The determination of whether the MLR rebates constitute “plan assets” (such that employees are entitled to a share) and how and to whom that portion should be allocated is a fiduciary function that may be subject to the DOL’s scrutiny on audit or a challenge by a participant.  Thus, plan sponsors should document their treatment of the MLR rebates (e.g., how the recipient population was determined, why a certain allocation method was selected, and the time and form of the rebate distribution) and, as appropriate, amend any written plan document and summary plan description to reflect the decisions made.  Lastly, while plan participants will receive general information from the health insurers about the MLR rebates, the plan sponsor should notify participants of the decisions made with respect to the use and allocation of those rebates. 

Proskauer’s Perspective

TR 2011-04 contains many helpful rules and clear constraints as to how MLR rebates may be used by fully-insured ERISA group health plans.  Nevertheless, there are still many decisions that plan sponsors and fiduciaries have to make to ensure that they are acting prudently and impartially and for the exclusive benefit of plan participants and beneficiaries. 


To ensure compliance with requirements imposed by U.S. Treasury Regulations, Proskauer Rose LLP informs you that any U.S. tax advice contained in this communication (including any attachments) was not intended or written to be used, and cannot be used, for the purpose of (i) avoiding penalties under the Internal Revenue Code or (ii) promoting, marketing or recommending to another party any transaction or matter addressed herein.

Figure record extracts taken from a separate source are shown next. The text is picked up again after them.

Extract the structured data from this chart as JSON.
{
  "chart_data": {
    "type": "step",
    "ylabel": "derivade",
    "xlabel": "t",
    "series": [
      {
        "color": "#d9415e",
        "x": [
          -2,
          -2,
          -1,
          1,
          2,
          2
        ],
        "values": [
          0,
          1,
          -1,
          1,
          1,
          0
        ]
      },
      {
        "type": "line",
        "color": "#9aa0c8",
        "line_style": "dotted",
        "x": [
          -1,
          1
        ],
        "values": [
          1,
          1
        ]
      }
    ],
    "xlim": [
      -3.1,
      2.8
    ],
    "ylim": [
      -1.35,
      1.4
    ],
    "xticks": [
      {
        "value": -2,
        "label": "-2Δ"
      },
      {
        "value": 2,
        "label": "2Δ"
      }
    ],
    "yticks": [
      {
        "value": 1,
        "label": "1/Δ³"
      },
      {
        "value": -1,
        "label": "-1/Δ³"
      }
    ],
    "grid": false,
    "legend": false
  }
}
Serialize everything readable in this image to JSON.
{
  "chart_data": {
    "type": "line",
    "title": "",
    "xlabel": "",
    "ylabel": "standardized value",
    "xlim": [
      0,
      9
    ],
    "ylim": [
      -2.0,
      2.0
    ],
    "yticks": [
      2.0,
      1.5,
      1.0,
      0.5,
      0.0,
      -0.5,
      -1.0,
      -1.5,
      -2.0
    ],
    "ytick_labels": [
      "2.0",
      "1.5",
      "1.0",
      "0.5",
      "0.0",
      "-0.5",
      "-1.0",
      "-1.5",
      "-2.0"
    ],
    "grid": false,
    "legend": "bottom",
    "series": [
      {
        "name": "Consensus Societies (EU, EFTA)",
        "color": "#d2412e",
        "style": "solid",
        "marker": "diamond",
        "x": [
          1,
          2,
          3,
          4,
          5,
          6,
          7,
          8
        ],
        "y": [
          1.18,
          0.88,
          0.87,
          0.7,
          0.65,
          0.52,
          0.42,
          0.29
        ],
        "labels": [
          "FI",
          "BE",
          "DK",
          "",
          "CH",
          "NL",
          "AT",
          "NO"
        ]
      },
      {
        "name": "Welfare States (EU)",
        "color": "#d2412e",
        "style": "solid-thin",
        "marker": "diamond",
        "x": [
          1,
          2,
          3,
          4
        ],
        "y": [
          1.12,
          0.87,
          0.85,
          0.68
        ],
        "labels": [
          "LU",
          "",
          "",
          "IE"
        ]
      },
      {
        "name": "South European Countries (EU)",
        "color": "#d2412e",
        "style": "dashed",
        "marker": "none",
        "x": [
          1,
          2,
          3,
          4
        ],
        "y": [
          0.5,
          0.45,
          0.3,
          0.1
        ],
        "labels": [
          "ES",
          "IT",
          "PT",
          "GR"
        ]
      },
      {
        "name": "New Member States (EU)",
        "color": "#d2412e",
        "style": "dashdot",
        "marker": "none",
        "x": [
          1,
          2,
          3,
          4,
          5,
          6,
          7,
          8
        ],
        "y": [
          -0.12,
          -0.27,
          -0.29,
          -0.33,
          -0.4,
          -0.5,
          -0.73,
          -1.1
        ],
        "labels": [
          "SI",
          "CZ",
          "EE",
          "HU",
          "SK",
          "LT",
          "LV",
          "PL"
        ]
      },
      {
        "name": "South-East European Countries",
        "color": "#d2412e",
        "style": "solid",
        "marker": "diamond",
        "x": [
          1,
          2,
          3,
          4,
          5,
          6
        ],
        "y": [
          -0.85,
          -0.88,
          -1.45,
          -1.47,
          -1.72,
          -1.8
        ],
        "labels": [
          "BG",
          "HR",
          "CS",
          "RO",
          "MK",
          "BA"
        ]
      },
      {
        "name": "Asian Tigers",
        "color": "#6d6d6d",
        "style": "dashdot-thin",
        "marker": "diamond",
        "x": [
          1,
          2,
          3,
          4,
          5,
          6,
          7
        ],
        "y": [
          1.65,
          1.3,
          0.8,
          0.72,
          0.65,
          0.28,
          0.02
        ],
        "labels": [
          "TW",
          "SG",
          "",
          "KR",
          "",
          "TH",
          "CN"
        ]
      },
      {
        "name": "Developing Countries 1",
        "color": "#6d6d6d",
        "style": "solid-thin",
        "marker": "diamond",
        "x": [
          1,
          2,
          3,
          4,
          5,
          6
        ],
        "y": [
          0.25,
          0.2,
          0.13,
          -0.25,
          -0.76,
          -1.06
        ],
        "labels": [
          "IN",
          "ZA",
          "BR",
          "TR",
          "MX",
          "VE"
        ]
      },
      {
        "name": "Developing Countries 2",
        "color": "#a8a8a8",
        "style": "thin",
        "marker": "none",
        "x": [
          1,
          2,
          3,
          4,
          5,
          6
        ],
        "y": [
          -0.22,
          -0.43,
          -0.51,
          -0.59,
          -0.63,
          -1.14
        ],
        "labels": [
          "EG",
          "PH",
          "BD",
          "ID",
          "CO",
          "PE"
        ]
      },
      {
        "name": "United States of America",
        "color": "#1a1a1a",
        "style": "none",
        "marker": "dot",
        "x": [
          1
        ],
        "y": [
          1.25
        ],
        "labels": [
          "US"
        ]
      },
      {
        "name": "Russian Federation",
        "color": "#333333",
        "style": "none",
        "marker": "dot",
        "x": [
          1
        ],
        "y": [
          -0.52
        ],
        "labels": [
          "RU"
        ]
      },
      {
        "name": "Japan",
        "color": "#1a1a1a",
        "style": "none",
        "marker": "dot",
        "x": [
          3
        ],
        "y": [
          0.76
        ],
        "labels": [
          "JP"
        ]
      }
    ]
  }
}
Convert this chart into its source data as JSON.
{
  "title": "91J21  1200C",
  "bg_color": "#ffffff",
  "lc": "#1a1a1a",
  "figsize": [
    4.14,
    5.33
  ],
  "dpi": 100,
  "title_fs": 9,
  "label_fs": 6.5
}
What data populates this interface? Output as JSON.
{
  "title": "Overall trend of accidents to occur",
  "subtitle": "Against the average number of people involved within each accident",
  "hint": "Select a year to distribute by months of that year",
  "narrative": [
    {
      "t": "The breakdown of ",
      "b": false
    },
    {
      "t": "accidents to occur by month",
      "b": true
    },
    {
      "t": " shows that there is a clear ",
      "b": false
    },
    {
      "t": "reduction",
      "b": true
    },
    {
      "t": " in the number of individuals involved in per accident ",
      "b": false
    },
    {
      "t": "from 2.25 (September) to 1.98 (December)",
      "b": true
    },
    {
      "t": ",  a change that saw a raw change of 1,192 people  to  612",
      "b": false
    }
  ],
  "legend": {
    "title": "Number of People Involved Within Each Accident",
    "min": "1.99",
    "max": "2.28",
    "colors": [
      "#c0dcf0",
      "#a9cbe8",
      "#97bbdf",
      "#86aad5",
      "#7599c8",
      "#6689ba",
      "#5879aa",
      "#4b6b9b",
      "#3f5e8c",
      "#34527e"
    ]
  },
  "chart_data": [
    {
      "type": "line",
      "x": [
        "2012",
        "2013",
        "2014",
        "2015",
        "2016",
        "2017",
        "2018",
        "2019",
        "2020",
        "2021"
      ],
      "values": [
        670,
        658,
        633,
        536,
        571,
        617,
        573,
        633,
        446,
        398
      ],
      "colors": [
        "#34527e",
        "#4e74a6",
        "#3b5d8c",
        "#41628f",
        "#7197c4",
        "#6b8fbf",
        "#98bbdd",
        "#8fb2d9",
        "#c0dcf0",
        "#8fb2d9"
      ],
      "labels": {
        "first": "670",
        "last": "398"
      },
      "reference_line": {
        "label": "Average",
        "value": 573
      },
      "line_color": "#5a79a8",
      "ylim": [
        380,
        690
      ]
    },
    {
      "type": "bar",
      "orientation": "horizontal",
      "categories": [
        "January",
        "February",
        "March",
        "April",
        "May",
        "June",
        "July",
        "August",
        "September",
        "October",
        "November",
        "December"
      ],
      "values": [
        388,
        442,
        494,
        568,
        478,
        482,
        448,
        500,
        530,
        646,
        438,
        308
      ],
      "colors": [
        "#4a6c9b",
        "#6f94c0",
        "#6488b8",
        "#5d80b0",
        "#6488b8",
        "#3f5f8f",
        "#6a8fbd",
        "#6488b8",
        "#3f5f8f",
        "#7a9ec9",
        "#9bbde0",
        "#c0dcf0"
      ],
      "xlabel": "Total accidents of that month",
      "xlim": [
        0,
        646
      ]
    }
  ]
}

[1] The large group market is generally defined as employers who employ 101 or more employees; although, in some states, it is defined by state insurance law as employers who employ 51 or more employees.

[2] On March 1, 2013, the Department of Health and Human Services (HHS) issued a final rule that amends the MLR rule.  HHS adjusted the MLR calculation to include premium stabilization amounts, a change HHS stated will improve accuracy.  In future years, the final rule extends the annual MLR reporting deadline from June 1 to July 31 and the rebate disbursement deadline from August 1 to September 30, effective for the 2014 MLR reporting year, to allow the deadlines to be after all the premium stabilization payments and receipt amounts are determined.